여러 스레드가 동시에 리소스에 액세스 할 수 있도록 pthread에서 pthread_rwlock_t를 사용할 수 있습니다. 읽기, 쓰기 잠금 인 pthread_rwlock_t는 여러 스레드가 리소스에 액세스 할 수 있도록 허용하지만 한 타임에 한 스레드만 허용합니다. 컴파일 시에는 pthread 사용법과 동일하게 -lpthread 플래그를 사용하여 컴파일합니다.
class RWLock
{
public:
RWLock( void )
{
pthread_rwlock_init(&_mutex, nullptr);
}
~RWLock( void )
{
pthread_rwlock_destroy( &_mutex );
}
void readLock( void ) noexcept
{
pthread_rwlock_rdlock( &_mutex );
}
void readUnlock( void ) noexcept
{
pthread_rwlock_unlock( &_mutex );
}
void writeLock( void ) noexcept
{
pthread_rwlock_wrlock( &_mutex );
}
void writeUnlock( void ) noexcept
{
pthread_rwlock_unlock( &_mutex );
}
private:
pthread_rwlock_t _handle;
};
Linux도 Windows와 동일하게 기다리고 있음을 알리는 Flag값을 설정하고 Spin을 먼저 하는 순서로 되어 있습니다.

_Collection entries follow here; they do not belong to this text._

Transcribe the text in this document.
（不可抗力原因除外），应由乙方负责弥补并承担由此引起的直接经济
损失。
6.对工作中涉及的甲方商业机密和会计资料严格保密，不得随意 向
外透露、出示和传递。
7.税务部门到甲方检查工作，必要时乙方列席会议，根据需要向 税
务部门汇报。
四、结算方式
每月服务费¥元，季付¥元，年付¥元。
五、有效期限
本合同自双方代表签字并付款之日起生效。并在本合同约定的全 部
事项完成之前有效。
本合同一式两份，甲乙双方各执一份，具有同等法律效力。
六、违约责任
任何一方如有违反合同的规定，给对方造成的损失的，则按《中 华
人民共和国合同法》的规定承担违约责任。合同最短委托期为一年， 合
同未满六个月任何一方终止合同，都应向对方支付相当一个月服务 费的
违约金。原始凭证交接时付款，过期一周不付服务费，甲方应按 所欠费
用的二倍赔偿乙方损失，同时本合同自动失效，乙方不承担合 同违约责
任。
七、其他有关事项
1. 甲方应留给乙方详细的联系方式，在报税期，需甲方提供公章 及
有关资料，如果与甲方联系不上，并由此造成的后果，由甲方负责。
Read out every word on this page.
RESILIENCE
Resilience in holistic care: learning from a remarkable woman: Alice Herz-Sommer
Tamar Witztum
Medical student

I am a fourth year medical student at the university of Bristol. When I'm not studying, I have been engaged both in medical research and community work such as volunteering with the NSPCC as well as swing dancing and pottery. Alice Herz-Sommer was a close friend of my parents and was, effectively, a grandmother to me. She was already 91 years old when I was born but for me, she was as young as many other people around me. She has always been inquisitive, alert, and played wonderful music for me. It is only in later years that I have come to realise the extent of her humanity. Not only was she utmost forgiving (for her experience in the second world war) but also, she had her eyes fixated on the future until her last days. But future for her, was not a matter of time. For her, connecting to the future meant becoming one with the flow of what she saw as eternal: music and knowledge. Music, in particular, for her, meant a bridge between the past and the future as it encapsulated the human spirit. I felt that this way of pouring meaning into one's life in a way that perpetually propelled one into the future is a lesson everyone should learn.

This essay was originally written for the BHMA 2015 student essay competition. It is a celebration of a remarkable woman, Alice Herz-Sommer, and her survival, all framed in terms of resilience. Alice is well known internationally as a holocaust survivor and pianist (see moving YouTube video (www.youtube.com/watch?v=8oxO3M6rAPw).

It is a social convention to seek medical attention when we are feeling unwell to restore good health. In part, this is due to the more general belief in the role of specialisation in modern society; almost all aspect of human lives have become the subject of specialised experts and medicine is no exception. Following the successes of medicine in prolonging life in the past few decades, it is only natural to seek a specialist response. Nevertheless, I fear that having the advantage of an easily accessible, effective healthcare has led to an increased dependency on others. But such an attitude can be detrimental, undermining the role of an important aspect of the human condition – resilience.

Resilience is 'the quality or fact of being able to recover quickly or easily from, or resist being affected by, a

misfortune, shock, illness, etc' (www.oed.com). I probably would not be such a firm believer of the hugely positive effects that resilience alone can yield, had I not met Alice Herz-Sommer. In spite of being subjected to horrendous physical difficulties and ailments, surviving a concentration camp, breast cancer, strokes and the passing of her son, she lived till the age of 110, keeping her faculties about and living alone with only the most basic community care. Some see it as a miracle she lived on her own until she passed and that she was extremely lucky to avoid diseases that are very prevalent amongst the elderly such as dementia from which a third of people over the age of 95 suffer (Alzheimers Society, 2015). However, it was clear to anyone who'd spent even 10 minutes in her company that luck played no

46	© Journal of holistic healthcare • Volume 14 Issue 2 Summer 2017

pthread_rwlock_common.c 참조
if (rwlock->__data.__flags == PTHREAD_RWLOCK_PREFER_WRITER_NONRECURSIVE_NP)
{
r = atomic_load_relaxed (&rwlock->__data.__readers);
while ((r & PTHREAD_RWLOCK_WRPHASE) == 0
&& (r & PTHREAD_RWLOCK_WRLOCKED) != 0
&& (r >> PTHREAD_RWLOCK_READER_SHIFT) > 0)
{
/* TODO Spin first. */
/* Try setting the flag signaling that we are waiting without having
incremented the number of readers. Relaxed MO is fine because
this is just about waiting for a state change in __readers. */
if (atomic_compare_exchange_weak_relaxed
(&rwlock->__data.__readers, &r, r | PTHREAD_RWLOCK_RWAITING))
{
/* Wait for as long as the flag is set. An ABA situation is
harmless because the flag is just about the state of
__readers, and all threads set the flag under the same
conditions. */
while (((r = atomic_load_relaxed (&rwlock->__data.__readers))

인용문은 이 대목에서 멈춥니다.